In addition to being Breast Cancer Awareness Month and Hispanic Heritage Month, October is also Domestic Violence Awareness Month. Domestic violence isn’t just an adult problem; teens find themselves in abusive relationships, too. Here’s how to know if you should be worried about your child.
When people find out that I’m a domestic abuse counselor, I can predict that they will react in one of two ways. Either they will show outward signs of discomfort, i.e. shifting nervously or going out of their way to avoid the topic, or they bombard me with a number of questions.
“How are you able to do that type of work?”
“I bet it’s hard to hear the stories you hear, huh?”
While many of the questions are general in nature, some can be very specific, with others completely catching me off guard. One of those questions is, “How do I know if my daughter or son is being abused by their significant other?”
This question is a tough one for me as a counselor, but also as a parent. It’s not an easy task to just look at a relationship from the outside and diagnosis it as being abusive or “normal.” And it’s definitely not easy to do this as a parent. That being said, I’ve compiled a brief list of signs that may alert you to the possibility that your child may be in an abusive relationship.
Your child’s significant other is controlling. People mistakenly believe that control or jealousy is a sign of love. “Oh, my boyfriend would kill me if he knew that I was going out tonight” or “My girlfriend doesn’t really like me to hang out with my friends anymore. She says they’re bad influences.” While people hearing these statements may joke about the teen being “whipped,” the fact is that abuse is real and not a laughing matter. This may be a warning sign that is easily missed.
Your child has inexplicable changes in mood, behavior or demeanor. Anyone who has ever had or worked with teenagers know that they can be moody. Everything from hormonal changes to peer relationships can cause them to be unhappy little creatures. That being said, don’t mistake a cry for help for normal teen emotions. Is there sudden onset of crying or angry outbursts since the commencement of your teen’s relationship? Is your child, once confident and strong, now jumping at the slightest touch or raised voice? If so, it may be time to dig deeper into what’s going on behind the scenes.
Your child places the blame on him or herself for the behavior of their significant other. Most people in relationships have a tendency to defend their mate and for the most part, that’s okay. However, when it comes to placing the blame on oneself for the way that the significant other is acting or treating them, that’s a red flag. Statements like, “She only ridicules me because I make stupid mistakes” or “He only yells at me because I make him angry” are tell-tale signs that your child may be in an abusive relationship.
Your child becomes withdrawn and no longer participates in activities/events that they used to enjoy. Healthy relationships allow room for individual activities and interests. And while a teen’s interests will undoubtedly change , at least a few constants are the expectation. When a teenager decides to drop all of his or her interests due to a relationship, this could mean bad news. If it’s because the child no longer finds interest in the activity, great! Let’s move on to something else. Or is it because the significant other would prefer that all extra time be spent with him or her? If so, it’s not so great and definitely something to be discussed. As always, the key is observation and communication.

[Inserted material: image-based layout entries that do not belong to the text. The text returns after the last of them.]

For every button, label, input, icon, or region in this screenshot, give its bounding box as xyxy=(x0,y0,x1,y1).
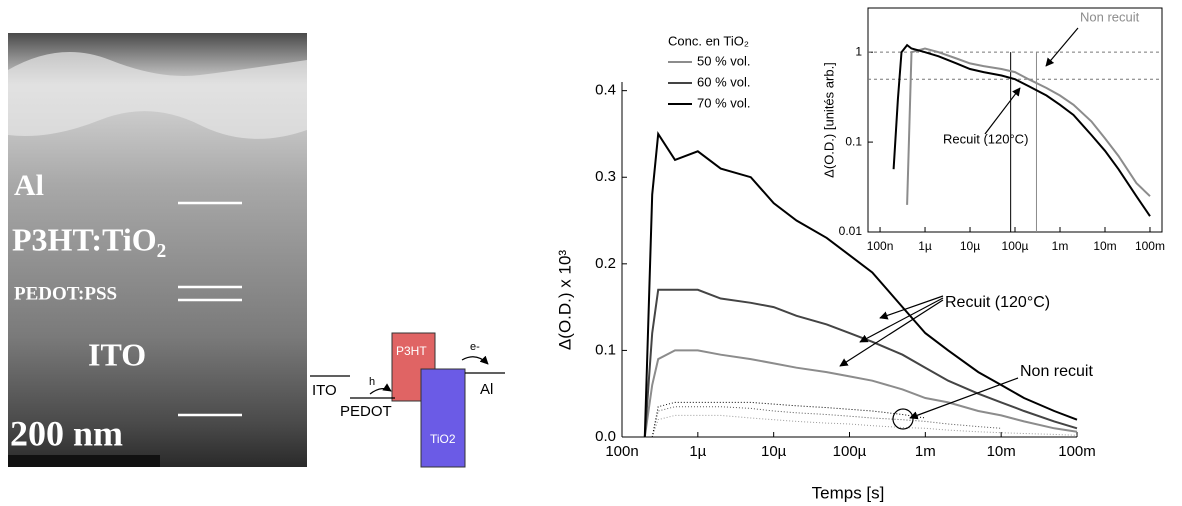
layer-label: Al xyxy=(14,169,44,202)
series-line xyxy=(892,43,1151,217)
series-line xyxy=(651,401,926,438)
annotation: Non recuit xyxy=(1080,9,1140,24)
band-label: ITO xyxy=(312,382,337,399)
x-tick-label: 100µ xyxy=(833,443,867,460)
tio2-band xyxy=(420,368,466,468)
x-tick-label: 1m xyxy=(915,443,936,460)
x-tick-label: 100m xyxy=(1058,443,1096,460)
x-tick-label: 10µ xyxy=(761,443,787,460)
legend-title: Conc. en TiO₂ xyxy=(668,33,749,48)
scale-strip xyxy=(8,455,160,467)
x-tick-label: 10m xyxy=(987,443,1016,460)
y-axis-label: Δ(O.D.) [unités arb.] xyxy=(821,62,836,178)
y-tick-label: 0.1 xyxy=(595,341,616,358)
plot-frame xyxy=(867,7,1163,233)
annotation: Non recuit xyxy=(1020,363,1093,380)
band-label: e- xyxy=(470,341,480,353)
x-tick-label: 100n xyxy=(867,239,894,253)
scale-bar-label: 200 nm xyxy=(10,413,123,453)
layer-label: P3HT:TiO₂ xyxy=(12,221,166,257)
series-line xyxy=(643,131,1078,438)
y-tick-label: 0.2 xyxy=(595,255,616,272)
y-tick-label: 1 xyxy=(855,44,862,58)
y-tick-label: 0.1 xyxy=(845,134,862,148)
legend-label: 50 % vol. xyxy=(697,53,750,68)
series-line xyxy=(651,406,1002,438)
x-tick-label: 1µ xyxy=(918,239,932,253)
y-tick-label: 0.3 xyxy=(595,168,616,185)
layer-label: ITO xyxy=(88,336,146,372)
x-tick-label: 1µ xyxy=(689,443,706,460)
y-axis-label: Δ(O.D.) x 10³ xyxy=(555,250,574,350)
band-label: Al xyxy=(480,381,493,398)
x-tick-label: 10m xyxy=(1093,239,1116,253)
sem-top-layer xyxy=(8,52,307,139)
x-tick-label: 100n xyxy=(605,443,638,460)
layer-lines xyxy=(178,201,242,417)
annotation: Recuit (120°C) xyxy=(943,131,1028,146)
legend-label: 60 % vol. xyxy=(697,74,750,89)
y-tick-label: 0.0 xyxy=(595,428,616,445)
layer-label: PEDOT:PSS xyxy=(14,283,117,304)
series-line xyxy=(906,47,1151,205)
x-tick-label: 100µ xyxy=(1002,239,1029,253)
annotation: Recuit (120°C) xyxy=(945,294,1050,311)
series-line xyxy=(643,288,1078,438)
x-tick-label: 1m xyxy=(1052,239,1069,253)
annotation-arrows xyxy=(839,27,1079,430)
x-axis-label: Temps [s] xyxy=(812,483,885,502)
band-label: h xyxy=(369,376,375,388)
band-label: PEDOT xyxy=(340,403,392,420)
legend-label: 70 % vol. xyxy=(697,95,750,110)
band-label: P3HT xyxy=(396,344,427,358)
series-line xyxy=(643,349,1078,438)
series-line xyxy=(651,414,1078,438)
y-tick-label: 0.01 xyxy=(839,224,863,238)
x-tick-label: 10µ xyxy=(960,239,980,253)
band-lines xyxy=(310,355,505,399)
x-tick-label: 100m xyxy=(1135,239,1165,253)
y-tick-label: 0.4 xyxy=(595,82,616,99)
band-label: TiO2 xyxy=(430,432,456,446)
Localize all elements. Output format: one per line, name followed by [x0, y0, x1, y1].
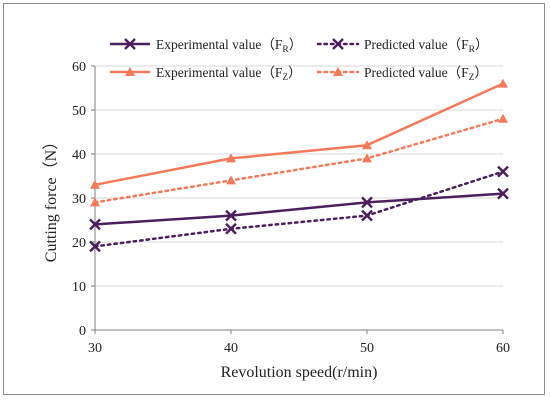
- series-line-3: [94, 82, 504, 187]
- legend-marker-1: [124, 38, 136, 50]
- series-4-point-60: [498, 113, 508, 123]
- y-tick-label-30: 30: [72, 192, 86, 207]
- y-axis-label: Cutting force（N）: [42, 134, 60, 262]
- y-tick-label-0: 0: [79, 324, 86, 339]
- legend-label-2: Predicted value（FR）: [364, 37, 488, 55]
- x-tick-label-30: 30: [88, 341, 102, 356]
- series-1-point-30: [89, 218, 101, 231]
- legend-item-3: Experimental value（FZ）: [110, 65, 302, 83]
- legend-label-3: Experimental value（FZ）: [156, 65, 302, 83]
- series-2-point-50: [361, 209, 373, 222]
- x-tick-label-60: 60: [496, 341, 510, 356]
- x-axis-label: Revolution speed(r/min): [221, 364, 378, 381]
- series-3-point-40: [226, 153, 236, 163]
- series-1-point-50: [361, 196, 373, 209]
- x-tick-label-40: 40: [224, 341, 238, 356]
- series-2-point-30: [89, 240, 101, 253]
- legend-item-4: Predicted value（FZ）: [316, 65, 488, 83]
- legend-marker-4: [333, 67, 343, 76]
- y-tick-label-20: 20: [72, 236, 86, 251]
- legend-item-1: Experimental value（FR）: [110, 37, 302, 55]
- legend-label-4: Predicted value（FZ）: [364, 65, 488, 83]
- y-tick-label-10: 10: [72, 280, 86, 295]
- legend-marker-2: [332, 38, 344, 50]
- series-3-point-60: [498, 78, 508, 88]
- series-1-point-40: [225, 209, 237, 222]
- series-3-point-50: [362, 140, 372, 150]
- series-4-point-30: [90, 197, 100, 207]
- series-2-point-60: [497, 165, 509, 178]
- y-tick-label-60: 60: [72, 60, 86, 75]
- series-4-point-50: [362, 153, 372, 163]
- series-line-4: [93, 117, 505, 204]
- y-tick-label-50: 50: [72, 104, 86, 119]
- series-2-point-40: [225, 222, 237, 235]
- legend-label-1: Experimental value（FR）: [156, 37, 302, 55]
- series-1-point-60: [497, 187, 509, 200]
- series-4-point-40: [226, 175, 236, 185]
- series-line-2: [93, 170, 505, 248]
- x-tick-label-50: 50: [360, 341, 374, 356]
- series-3-point-30: [90, 179, 100, 189]
- series-line-1: [94, 192, 504, 226]
- y-tick-label-40: 40: [72, 148, 86, 163]
- legend-item-2: Predicted value（FR）: [316, 37, 488, 55]
- legend-marker-3: [125, 67, 135, 76]
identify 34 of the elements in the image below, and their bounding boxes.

While this list is not meant to be exhaustive or all-inclusive, it does provide a starting point for recognizing abuse and starting a conversation. It’s important to know that abuse goes beyond the physical. Having a clear understanding that abuse can be sexual, mental, emotional or financial can mean the difference between your child being a victim or a victor. With over 30% of teens in America admitting to being victims of some form of abuse, it’s imperative that parents stay informed. And the number one way that parents can do that is by knowing their child. Know the child you raised and know when something is wrong. Just trust your gut.